15. Februar 2010 von Pressemitteilung
Die Versicherer befürchten Verluste

Die Versicherer befürchten Verluste

Die Griechenland-Krise verunsichert die Finanzmärkte. Neben Banken fürchten vor allem auch Versicherungskonzerne um ihre Gelder. Entsprechend deutlich geraten die Aktien von Allianz und Munich Re unter Druck.

Der Grund: Die Versicherer stecken seit jeher den größten Teil ihrer Investments in festverzinsliche Papiere. Mit besonderer Vorliebe zeichnen sie Staatsanleihen – auch griechische.
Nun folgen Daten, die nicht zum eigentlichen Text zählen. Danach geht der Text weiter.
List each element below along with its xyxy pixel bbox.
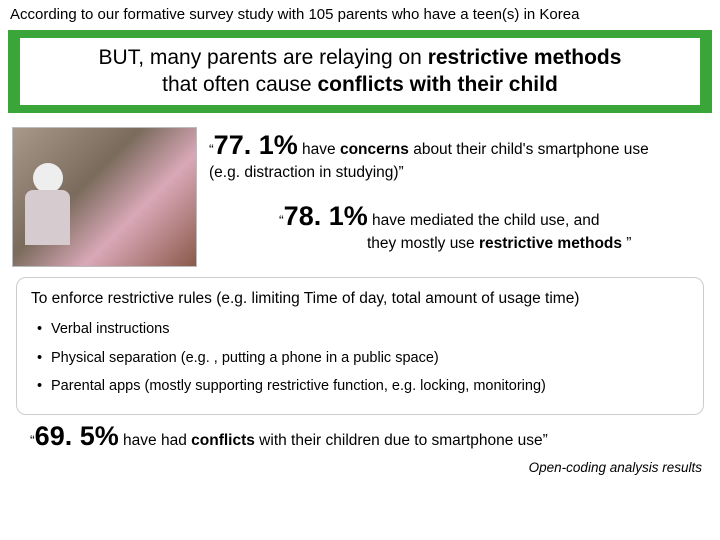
parent-teen-photo bbox=[12, 127, 197, 267]
list-item: Verbal instructions bbox=[37, 319, 689, 339]
list-item: Physical separation (e.g. , putting a ph… bbox=[37, 348, 689, 368]
stat1-bold: concerns bbox=[340, 141, 409, 158]
stat1-text-b: about their child's smartphone use bbox=[409, 141, 649, 158]
bottom-bold: conflicts bbox=[191, 432, 255, 449]
bottom-text-b: with their children due to smartphone us… bbox=[255, 432, 548, 449]
stat2-line2a: they mostly use bbox=[367, 235, 479, 252]
bottom-text-a: have had bbox=[119, 432, 191, 449]
headline-text: BUT, many parents are relaying on restri… bbox=[20, 38, 700, 105]
pct-78: 78. 1% bbox=[284, 201, 368, 231]
headline-banner: BUT, many parents are relaying on restri… bbox=[8, 30, 712, 113]
list-item: Parental apps (mostly supporting restric… bbox=[37, 376, 689, 396]
stats-block: “77. 1% have concerns about their child'… bbox=[209, 127, 708, 267]
stat1-line2: (e.g. distraction in studying)” bbox=[209, 163, 708, 184]
pct-77: 77. 1% bbox=[214, 130, 298, 160]
banner-bold1: restrictive methods bbox=[428, 46, 622, 69]
stat1-text-a: have bbox=[298, 141, 340, 158]
stat2-line2b: ” bbox=[622, 235, 631, 252]
analysis-note: Open-coding analysis results bbox=[529, 460, 702, 475]
banner-bold2: conflicts with their child bbox=[317, 73, 557, 96]
rules-list: Verbal instructions Physical separation … bbox=[31, 319, 689, 396]
stat2-text: have mediated the child use, and bbox=[368, 212, 600, 229]
mid-section: “77. 1% have concerns about their child'… bbox=[0, 113, 720, 269]
stat2-bold: restrictive methods bbox=[479, 235, 622, 252]
pct-69: 69. 5% bbox=[35, 421, 119, 451]
stat-concerns: “77. 1% have concerns about their child'… bbox=[209, 127, 708, 184]
stat-mediated: “78. 1% have mediated the child use, and… bbox=[209, 198, 708, 255]
restrictive-rules-box: To enforce restrictive rules (e.g. limit… bbox=[16, 277, 704, 416]
banner-prefix: BUT, many parents are relaying on bbox=[99, 46, 428, 69]
banner-mid: that often cause bbox=[162, 73, 317, 96]
survey-intro: According to our formative survey study … bbox=[0, 0, 720, 27]
box-heading: To enforce restrictive rules (e.g. limit… bbox=[31, 288, 689, 310]
stat-conflicts: “69. 5% have had conflicts with their ch… bbox=[0, 415, 720, 452]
Hinzu kommt: Seit die Zinsen während der Finanzkrise gefallen sind, mussten die Finanzriesen fast zwangsläufig ihr Risiko erhöhen – die Garantieverpflichtungen gegenüber der Kundschaft wollen schließlich erfüllt sein. Anleihen von Portugal, Irland, Italien, Griechenland und Spanien (den sogenannten PIIGS-Staaten) bieten sich da an. Denn wegen des höheren Risikos eines Staatsbankrotts zahlen diese Länder einen kräftigen Zinsaufschlag.

Was dies für die Allianz bedeuten könnte, machte Vorstand Paul Achleitner Ende Januar klar. “Denkbar sind Umschuldungsverhandlungen”, sagte er der “Welt”. “Und damit auch gewisse Abschreibungen für uns.”